Who doesn’t love Mark Twain quotes? Somehow he manages to be both flippant and deep at the same time.

Yesterday as Miss O was climbing trees, I noticed that it was a lot harder to watch others go out on a limb than to do so myself. Shoot – that shift in perspective is always so humbling. 😀 So I’m sending my thanks to all my friends and family that have supported me out on my limbs and shared the fruit (and bruises) with me!!

Breathe. Just Breathe.

As I was heading out the door with Miss O the other day, I was holding the doll she wanted to bring, the doll’s bottle, a plate of cookies, some snacks and a cup of lukewarm tea. Then she wanted me to carry her so I bent down to pick her up and it seemed like she’d gained a couple of pounds overnight.

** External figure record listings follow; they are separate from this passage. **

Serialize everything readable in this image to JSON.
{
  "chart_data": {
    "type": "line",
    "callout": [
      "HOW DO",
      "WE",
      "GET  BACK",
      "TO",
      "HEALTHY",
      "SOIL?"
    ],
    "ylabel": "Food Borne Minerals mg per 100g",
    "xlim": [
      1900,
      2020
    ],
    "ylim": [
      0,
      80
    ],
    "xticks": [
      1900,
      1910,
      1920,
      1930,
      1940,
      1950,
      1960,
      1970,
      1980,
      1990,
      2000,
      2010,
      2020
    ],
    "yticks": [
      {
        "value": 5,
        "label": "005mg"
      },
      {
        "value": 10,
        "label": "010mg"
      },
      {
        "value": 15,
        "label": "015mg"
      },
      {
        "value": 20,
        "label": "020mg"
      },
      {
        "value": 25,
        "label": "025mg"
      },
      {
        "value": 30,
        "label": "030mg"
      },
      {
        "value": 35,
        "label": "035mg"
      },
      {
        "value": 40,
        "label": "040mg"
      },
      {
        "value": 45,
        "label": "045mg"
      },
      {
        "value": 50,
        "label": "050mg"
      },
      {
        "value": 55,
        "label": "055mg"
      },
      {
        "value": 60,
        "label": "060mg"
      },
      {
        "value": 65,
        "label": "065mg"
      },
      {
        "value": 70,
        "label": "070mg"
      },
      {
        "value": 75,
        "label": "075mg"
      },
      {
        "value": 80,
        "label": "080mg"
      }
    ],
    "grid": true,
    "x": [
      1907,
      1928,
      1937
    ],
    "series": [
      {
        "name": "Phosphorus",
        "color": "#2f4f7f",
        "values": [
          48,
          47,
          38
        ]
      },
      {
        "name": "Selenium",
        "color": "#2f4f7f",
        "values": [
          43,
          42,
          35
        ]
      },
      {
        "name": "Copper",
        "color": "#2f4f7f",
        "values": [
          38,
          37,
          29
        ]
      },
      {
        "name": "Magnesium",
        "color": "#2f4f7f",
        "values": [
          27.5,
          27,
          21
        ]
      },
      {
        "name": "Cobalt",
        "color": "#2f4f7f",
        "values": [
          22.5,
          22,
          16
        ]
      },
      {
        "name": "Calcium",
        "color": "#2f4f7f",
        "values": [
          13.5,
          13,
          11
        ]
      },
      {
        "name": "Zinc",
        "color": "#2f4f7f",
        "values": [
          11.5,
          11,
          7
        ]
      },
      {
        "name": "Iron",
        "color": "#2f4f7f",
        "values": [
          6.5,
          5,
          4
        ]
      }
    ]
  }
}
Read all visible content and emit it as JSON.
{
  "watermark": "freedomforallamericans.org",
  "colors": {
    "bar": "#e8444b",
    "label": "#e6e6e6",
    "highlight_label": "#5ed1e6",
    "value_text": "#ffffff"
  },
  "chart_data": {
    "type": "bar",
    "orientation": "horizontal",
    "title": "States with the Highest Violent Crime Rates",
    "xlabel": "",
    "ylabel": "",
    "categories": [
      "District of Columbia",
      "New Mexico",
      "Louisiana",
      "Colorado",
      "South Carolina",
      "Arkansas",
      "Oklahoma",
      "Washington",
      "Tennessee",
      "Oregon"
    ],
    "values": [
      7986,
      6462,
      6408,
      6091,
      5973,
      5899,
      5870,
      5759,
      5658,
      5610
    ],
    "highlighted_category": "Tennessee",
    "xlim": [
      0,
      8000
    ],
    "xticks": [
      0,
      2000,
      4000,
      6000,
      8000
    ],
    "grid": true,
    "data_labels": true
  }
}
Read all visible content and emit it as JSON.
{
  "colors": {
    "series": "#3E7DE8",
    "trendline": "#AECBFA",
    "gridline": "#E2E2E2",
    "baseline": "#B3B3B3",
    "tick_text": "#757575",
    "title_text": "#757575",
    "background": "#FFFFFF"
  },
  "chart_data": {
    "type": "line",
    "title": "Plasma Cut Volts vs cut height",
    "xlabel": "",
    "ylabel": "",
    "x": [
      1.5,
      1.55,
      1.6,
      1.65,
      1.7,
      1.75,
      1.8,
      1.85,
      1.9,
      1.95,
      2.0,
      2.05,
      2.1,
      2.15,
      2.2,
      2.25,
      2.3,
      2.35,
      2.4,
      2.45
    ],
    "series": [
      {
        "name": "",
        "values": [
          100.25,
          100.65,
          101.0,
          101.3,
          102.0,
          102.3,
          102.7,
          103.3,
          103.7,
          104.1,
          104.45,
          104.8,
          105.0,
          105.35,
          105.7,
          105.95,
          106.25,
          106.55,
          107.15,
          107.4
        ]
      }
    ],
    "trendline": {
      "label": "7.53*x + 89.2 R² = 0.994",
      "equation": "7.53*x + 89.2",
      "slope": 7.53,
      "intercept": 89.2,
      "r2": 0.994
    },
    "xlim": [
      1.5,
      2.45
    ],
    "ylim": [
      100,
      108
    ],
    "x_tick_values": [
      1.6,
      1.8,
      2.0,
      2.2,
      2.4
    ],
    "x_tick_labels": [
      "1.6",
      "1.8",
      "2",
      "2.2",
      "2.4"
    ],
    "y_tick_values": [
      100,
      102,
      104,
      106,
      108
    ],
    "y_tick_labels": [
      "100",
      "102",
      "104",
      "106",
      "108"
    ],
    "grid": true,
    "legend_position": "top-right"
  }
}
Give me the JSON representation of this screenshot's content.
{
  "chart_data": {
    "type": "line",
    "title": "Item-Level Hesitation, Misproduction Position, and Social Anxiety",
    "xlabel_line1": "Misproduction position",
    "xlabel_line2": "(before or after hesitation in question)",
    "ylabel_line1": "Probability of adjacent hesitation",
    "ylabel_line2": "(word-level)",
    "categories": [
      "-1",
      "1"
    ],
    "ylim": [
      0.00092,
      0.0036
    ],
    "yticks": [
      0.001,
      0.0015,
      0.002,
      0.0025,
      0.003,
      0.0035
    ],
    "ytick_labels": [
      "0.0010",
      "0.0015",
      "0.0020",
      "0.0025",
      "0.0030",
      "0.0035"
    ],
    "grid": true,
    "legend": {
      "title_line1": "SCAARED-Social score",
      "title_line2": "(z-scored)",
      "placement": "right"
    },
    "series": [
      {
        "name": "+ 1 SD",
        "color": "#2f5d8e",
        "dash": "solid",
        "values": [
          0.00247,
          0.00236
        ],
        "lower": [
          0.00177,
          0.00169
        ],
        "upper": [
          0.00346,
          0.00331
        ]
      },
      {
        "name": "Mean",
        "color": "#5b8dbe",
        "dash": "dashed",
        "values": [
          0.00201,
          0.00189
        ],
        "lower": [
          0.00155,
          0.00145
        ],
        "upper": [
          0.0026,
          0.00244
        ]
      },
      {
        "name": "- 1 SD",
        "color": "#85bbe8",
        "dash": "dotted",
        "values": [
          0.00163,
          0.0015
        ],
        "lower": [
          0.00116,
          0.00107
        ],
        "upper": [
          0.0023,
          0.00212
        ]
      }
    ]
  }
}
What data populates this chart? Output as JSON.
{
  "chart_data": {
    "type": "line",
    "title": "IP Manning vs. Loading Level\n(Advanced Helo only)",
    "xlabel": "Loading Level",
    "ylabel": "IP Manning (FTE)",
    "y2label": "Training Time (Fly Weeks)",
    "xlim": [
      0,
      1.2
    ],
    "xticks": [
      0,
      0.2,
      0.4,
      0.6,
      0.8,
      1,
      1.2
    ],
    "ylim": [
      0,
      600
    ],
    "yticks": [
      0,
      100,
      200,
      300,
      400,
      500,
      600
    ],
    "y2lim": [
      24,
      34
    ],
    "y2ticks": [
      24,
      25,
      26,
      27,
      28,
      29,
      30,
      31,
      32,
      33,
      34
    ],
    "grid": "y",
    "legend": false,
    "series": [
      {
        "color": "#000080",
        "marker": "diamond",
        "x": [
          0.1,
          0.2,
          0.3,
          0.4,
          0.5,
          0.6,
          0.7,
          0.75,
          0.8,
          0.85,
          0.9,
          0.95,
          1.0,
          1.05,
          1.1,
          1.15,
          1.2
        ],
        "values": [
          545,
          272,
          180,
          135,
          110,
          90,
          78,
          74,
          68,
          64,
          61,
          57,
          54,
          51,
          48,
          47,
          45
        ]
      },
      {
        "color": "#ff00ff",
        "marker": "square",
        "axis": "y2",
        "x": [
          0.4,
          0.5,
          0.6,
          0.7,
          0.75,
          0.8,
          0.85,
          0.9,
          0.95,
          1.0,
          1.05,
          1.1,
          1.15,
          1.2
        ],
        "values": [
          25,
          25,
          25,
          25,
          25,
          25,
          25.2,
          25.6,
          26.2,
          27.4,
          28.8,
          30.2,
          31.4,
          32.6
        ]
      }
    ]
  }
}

Suddenly I was off balance and because dropping her was out of the question, I instead spilled the tea all over the floor, my sleeve, the hood of the shirt Miss O was wearing, my shoes and her shoes. It was all over…

 One of the parts about parenting that I find most challenging is that I don’t feel free to express myself fully at times. When I’m frustrated, angry, sad, scared, I don’t just let loose but instead try to find the mature and exemplary way through the situation until I can scream, cry or swear in an appropriate moment which is usually long after the feeling has passed.

 As I got my bearings after spilling the tea all over, I set Miss O on the counter and she said, “Take a deep breath, Mama.” Sometimes that is all that there is left to do and she was right, it helped.

Belief in Action

I’ve been so inspired by recent news stories about people whose Iives are beliefs in action – like John McCain and Colin Kaepernick. For me it resonates with what my dad said again and again — we must believe in something bigger than ourselves. And when we do, it has the power to change lives.